Performs all functions according to established policies, procedures, regulatory and accreditation requirements, as well as applicable professional standards. Provides all customers of Banner Health with an excellent service experience by consistently demonstrating our core and leader behaviors each and every day.
MINIMUM QUALIFICATIONS Must possess a strong knowledge of clinical care as normally obtained through the completion of a bachelor's degree in nursing.
Requires Registered Nurse (R.N.) license in state worked.
Requires two to four years of recent acute care experience either in a Hospital or Surgical setting. Must have the ability to interface with multiple software applications, work independently, possess demonstrated critical thinking skills, problem-solving abilities, communication and time management skills. Must demonstrate ability to work effectively in an interdisciplinary team format.
PREFERRED QUALIFICATIONS Experience with acute clinical documentation programs/ u tilization management/prior authorization/coding experience .

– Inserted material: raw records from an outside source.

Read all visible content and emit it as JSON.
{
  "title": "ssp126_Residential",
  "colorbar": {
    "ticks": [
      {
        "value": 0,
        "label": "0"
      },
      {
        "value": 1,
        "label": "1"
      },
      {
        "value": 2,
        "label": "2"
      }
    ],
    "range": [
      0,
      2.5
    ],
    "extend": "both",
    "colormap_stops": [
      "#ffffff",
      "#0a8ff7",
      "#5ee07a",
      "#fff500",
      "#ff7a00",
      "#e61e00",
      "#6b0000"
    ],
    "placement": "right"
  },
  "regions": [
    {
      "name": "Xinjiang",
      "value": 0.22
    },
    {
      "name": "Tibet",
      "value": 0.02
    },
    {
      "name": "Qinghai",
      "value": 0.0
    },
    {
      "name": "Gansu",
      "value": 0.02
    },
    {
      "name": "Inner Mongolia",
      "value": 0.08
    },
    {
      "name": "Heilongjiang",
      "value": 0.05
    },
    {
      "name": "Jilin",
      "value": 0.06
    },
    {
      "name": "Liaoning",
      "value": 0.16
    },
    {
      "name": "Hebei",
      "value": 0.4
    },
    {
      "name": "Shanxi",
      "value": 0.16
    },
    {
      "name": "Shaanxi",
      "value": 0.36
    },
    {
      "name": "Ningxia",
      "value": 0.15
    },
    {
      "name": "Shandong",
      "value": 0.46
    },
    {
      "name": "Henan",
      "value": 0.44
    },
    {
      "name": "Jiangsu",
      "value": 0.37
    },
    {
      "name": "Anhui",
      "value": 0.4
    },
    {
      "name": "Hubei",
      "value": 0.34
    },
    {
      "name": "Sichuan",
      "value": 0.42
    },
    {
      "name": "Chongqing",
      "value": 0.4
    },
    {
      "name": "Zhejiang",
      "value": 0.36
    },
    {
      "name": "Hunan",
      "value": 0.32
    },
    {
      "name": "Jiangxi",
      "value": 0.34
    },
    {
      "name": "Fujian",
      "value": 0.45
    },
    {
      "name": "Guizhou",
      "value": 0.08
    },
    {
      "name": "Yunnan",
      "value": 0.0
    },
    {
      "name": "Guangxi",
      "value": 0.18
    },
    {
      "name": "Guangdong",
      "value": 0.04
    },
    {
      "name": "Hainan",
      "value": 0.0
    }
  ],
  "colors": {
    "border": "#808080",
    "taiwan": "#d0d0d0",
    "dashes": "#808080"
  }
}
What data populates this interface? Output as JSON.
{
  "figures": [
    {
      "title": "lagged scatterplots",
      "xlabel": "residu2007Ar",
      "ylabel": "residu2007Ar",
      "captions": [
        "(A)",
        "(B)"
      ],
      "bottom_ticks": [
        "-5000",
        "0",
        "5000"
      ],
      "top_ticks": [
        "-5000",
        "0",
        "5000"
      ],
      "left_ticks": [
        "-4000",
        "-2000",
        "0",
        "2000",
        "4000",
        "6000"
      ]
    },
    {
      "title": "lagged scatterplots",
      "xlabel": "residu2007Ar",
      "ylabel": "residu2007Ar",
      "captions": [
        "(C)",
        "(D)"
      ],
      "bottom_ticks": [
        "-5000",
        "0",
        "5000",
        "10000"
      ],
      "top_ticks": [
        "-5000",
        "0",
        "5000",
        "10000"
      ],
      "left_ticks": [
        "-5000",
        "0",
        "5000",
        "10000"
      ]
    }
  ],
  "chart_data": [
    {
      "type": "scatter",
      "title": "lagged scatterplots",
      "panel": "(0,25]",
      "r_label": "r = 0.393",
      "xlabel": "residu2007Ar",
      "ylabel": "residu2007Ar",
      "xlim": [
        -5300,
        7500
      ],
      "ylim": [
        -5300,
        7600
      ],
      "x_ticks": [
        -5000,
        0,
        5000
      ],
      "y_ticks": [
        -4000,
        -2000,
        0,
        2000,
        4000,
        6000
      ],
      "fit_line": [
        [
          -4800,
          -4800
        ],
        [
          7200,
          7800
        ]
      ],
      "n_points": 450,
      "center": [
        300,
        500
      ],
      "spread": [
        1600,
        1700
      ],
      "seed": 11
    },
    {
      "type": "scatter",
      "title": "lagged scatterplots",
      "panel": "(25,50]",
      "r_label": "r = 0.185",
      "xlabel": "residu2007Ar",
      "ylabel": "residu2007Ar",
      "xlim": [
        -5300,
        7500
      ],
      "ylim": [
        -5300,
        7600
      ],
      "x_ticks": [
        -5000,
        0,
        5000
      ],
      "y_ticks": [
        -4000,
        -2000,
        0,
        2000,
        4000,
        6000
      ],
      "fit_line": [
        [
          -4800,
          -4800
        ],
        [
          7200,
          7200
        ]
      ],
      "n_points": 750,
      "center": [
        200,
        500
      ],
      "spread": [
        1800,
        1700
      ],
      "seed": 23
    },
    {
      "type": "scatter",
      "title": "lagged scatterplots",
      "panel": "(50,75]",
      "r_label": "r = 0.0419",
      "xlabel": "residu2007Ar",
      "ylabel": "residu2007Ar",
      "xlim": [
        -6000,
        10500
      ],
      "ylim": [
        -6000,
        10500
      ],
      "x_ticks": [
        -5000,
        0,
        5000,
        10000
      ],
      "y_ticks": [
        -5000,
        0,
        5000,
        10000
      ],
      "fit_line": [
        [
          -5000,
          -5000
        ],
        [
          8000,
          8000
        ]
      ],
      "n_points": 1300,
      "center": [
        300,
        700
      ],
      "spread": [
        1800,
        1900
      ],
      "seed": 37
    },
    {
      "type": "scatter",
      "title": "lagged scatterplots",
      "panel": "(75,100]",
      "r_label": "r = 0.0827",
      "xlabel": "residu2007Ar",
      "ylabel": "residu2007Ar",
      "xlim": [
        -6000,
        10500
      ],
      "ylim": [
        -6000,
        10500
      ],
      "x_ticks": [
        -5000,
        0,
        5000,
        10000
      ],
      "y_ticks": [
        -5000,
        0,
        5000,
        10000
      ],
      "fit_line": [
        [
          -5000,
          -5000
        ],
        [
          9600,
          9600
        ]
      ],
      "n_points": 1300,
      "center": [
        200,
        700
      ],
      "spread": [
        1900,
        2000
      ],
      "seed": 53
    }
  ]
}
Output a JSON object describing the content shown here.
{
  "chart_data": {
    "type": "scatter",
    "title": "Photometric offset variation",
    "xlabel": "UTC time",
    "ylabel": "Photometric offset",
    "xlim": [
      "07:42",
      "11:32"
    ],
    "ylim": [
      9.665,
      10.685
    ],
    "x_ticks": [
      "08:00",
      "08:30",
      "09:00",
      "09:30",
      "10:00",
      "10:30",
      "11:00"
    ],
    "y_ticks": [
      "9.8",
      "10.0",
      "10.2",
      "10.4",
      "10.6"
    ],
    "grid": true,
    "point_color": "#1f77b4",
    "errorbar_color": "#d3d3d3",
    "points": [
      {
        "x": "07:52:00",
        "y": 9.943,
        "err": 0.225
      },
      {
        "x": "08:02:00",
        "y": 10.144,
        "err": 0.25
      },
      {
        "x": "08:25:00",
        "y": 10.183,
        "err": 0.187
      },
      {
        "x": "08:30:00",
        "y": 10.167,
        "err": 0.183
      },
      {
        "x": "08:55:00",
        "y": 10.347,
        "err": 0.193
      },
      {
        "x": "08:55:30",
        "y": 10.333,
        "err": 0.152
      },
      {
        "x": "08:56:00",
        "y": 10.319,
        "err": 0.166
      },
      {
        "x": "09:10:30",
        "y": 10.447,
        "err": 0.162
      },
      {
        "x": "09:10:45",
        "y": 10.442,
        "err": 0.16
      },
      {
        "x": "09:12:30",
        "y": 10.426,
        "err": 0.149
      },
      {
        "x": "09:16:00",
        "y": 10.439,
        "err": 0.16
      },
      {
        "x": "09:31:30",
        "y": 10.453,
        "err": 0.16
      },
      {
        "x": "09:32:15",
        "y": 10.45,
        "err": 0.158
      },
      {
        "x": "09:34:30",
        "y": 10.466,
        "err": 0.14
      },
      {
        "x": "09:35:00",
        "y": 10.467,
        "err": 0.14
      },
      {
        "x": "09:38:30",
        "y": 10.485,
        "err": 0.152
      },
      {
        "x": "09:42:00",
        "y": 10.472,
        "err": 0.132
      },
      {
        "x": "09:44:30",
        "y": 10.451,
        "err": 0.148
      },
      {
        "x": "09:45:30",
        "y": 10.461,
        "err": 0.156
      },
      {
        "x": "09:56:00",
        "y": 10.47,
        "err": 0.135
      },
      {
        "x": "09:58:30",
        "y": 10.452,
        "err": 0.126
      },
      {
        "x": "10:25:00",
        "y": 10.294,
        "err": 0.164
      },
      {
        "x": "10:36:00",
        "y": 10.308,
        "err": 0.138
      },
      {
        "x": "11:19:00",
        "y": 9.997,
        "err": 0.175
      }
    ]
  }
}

What might draw you to Banner Health? A great health care career, of course—and a great place to live, no matter what stage of life you’re in. With facilities across the West, there is a health care career for everyone, from big city living in the Phoenix area to friendly small towns in the mountains and plains. As one of the largest nonprofit health systems in the country, Banner Health offers both the stability that comes with success and the possibility of exploring new areas of the country. If you’re looking to be a key contributor to a forward-looking organization, you’ll experience a wide variety of professional advantages:
Our expansive system offers you an unmatched variety of clinical settings – from large urban trauma center to small rural hospital, ambulatory to home health.
Our commitment to healthcare innovation means you always have the latest technologies at your fingertips to help you provide the finest care possible.
The size, success and growth of our system provide you with the stability and options to pursue your desired career path.
Competitive compensation and comprehensive benefits offer you options to complement your unique needs.